Kishida y dos de sus ministros enviaron la ofrenda del árbol “masakaki” bajo su nombre como primer ministro para celebrar el festival bianual del santuario que se celebra en primavera y otoño.

Este Santuario, ubicado en el corazón de Tokio, rinde homenaje a los 2,5 millones de japoneses que murieron peleando en la Segunda Guerra y en otros conflictos bélicos anteriores. A pesar de ser un enorme símbolo de nacionalismo para muchos japoneses, el hecho que el Santuario también rinde homenaje a importantes personalidades militares y políticas condenadas por crímenes de guerra en 1945 y los años posteriores, por lo que ningún gobernante quiere vincularse con el lugar desde 2013.

El último en hacerlo fue el ex primer ministro Shinzo Abe, quien visitó el Santuario en persona en el aniversario de la rendición de Japón en la Segunda Guerra Mundial, lo que desató la furia en Beijing y Seúl, y le ganó a Japón una rara reprimenda diplomática de su aliado cercano, Estados Unidos.

El predecesor de Kishida, Yoshihide Suga, también del derechista PLD pero ahora alejado de la vida política, hizo una peregrinación al santuario el domingo, según reveló la emisora ​​NHK, que mostró imágenes de su visita.

Suga había evitado visitar el santuario después de 2012, cuando se convirtió en el portavoz del gobierno de Abe, y hasta evitó enviar ofrendas rituales cuando se convirtió en primer ministro.
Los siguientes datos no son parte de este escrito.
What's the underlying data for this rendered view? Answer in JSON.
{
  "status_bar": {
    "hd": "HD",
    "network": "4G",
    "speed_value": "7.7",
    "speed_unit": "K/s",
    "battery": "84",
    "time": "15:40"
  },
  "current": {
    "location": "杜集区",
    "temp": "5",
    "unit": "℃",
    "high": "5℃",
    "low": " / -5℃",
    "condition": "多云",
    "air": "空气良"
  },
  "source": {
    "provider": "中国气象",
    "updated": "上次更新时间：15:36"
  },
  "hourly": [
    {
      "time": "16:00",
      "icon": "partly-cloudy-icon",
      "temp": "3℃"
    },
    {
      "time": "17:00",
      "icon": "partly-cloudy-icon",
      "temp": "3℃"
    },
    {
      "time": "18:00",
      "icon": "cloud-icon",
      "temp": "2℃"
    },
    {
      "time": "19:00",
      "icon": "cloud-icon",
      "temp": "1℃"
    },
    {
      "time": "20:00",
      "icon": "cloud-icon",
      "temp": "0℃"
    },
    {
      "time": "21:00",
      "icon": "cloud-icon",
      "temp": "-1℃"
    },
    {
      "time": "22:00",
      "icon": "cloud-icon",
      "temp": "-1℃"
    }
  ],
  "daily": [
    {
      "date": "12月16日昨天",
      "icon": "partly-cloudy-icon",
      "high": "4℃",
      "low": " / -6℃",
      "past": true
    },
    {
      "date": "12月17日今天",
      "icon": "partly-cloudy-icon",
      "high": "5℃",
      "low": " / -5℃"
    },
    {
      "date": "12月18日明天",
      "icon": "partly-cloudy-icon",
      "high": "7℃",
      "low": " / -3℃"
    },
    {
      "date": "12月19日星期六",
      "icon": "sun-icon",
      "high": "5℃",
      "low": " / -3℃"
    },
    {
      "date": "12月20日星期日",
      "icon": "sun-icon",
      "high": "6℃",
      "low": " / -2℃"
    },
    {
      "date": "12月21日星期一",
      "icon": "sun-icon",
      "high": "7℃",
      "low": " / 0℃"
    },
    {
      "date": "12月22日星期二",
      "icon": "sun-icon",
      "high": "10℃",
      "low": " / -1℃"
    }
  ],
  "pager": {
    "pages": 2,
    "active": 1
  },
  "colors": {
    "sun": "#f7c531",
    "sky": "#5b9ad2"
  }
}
Las visitas al santuario por parte de funcionarios gubernamentales han enfurecido durante mucho tiempo a los países que sufrieron a manos del Ejército japonés antes y durante la Segunda Guerra Mundial, particularmente Corea del Sur y China.

Sin embargo, Kishida, quien se convirtió en primer ministro el pasado 4 de octubre, hizo campaña a favor de reivindicar estos santuarios y rituales que conmemoran la etapa imperialista de Japón, en vez de rechazarla y tratar de esconderla como hacen otros políticos.

Si bien no está en su agenda visitar el Santuario en los próximos meses, y está en plena campaña para las elecciones del 31 de octubre, Kishida no esconde su apoyo al nacionalismo japonés.